Here's What You May Not Know About Analysts' Price Targets
According to researchers at several universities across the globe, a price target is one of many pieces of information about a stock that misleads investors far more often than it guides. In fact, empirical research shows that price targets set by several analysts, irrespective of the extent of agreement, rarely indicate where the price of a stock could actually be heading.
While Wall Street analysts have deep knowledge of a company's fundamentals and the sensitivity of its business to economic and industry issues, many of them tend to set overly optimistic price targets. Are you wondering why?
They usually do that to drum up interest in shares of companies that their firms either have existing business relationships with or are looking to be associated with.
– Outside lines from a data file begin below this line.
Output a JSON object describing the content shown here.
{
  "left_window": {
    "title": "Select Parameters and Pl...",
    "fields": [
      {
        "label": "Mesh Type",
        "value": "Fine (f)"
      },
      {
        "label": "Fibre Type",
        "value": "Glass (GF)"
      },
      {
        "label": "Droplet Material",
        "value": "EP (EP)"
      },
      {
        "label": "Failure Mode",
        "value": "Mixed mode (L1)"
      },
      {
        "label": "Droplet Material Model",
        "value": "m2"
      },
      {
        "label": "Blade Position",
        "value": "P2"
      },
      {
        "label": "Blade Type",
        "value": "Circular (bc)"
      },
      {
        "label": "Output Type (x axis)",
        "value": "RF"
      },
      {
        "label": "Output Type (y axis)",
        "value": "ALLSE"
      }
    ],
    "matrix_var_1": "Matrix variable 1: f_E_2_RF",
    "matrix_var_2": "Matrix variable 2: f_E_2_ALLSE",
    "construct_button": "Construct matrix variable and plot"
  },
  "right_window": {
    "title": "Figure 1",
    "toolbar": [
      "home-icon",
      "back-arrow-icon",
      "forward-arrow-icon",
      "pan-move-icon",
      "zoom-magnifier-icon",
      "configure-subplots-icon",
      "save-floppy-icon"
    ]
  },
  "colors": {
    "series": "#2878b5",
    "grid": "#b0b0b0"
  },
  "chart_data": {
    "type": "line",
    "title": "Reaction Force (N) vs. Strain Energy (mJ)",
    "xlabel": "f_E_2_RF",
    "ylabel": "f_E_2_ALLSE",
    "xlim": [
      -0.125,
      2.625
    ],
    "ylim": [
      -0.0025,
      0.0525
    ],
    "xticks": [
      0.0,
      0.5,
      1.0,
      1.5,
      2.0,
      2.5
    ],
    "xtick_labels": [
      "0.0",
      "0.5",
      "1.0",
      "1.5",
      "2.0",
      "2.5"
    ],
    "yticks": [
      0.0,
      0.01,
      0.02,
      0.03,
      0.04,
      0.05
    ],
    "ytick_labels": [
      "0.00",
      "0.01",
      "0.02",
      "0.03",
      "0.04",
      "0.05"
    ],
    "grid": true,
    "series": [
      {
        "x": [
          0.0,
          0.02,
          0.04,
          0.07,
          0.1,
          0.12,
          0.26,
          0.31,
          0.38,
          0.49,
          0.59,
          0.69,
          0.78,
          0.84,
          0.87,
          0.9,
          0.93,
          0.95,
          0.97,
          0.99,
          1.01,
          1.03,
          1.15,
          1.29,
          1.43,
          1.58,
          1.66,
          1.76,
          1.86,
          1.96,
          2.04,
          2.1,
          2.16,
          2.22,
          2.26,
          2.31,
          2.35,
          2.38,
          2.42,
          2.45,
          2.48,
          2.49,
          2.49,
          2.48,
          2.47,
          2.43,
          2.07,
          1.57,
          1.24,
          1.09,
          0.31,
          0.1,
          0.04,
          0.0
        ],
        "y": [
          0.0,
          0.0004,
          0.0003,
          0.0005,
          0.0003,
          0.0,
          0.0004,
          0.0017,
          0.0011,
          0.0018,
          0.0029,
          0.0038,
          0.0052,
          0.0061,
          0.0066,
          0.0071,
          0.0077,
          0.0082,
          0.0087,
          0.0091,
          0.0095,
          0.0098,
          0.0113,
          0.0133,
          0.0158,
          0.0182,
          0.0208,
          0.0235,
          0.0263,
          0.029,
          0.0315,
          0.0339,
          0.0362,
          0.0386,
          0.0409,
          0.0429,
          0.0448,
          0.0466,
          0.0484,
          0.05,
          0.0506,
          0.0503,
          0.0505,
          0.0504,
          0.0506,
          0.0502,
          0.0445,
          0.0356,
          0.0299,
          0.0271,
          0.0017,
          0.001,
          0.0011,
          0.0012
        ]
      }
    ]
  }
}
In other words, business incentives of firms covering a stock often result in inflated price targets set by analysts.
However, a tight clustering of price targets, which is represented by a low standard deviation, indicates that analysts have a high degree of agreement about the direction and magnitude of a stock's price movement. While that doesn't necessarily mean the stock will hit the average price target, it could be a good starting point for further research aimed at identifying the potential fundamental driving forces.
That said, while investors should not entirely ignore price targets, making an investment decision solely based on them could lead to disappointing ROI. So, price targets should always be treated with a high degree of skepticism.
Here's Why There Could be Plenty of Upside Left in FIVN
There has been increasing optimism among analysts lately about the company's earnings prospects, as indicated by strong agreement among them in revising EPS estimates higher. And that could be a legitimate reason to expect an upside in the stock. After all, empirical research shows a strong correlation between trends in earnings estimate revisions and near-term stock price movements.
For the current year, two estimates have moved higher over the last 30 days compared to no negative revision. As a result, the Zacks Consensus Estimate has increased 205.9%.
Moreover, FIVN currently has a Zacks Rank #1 (Strong Buy), which means it is in the top 5% of more than the 4,000 stocks that we rank based on four factors related to earnings estimates. Given an impressive externally-audited track record, this is a more conclusive indication of the stock's potential upside in the near term. You can see the complete list of today's Zacks Rank #1 (Strong Buy) stocks here
Therefore, while the consensus price target may not be a reliable indicator of how much FIVN could gain, the direction of price movement it implies does appear to be a good guide.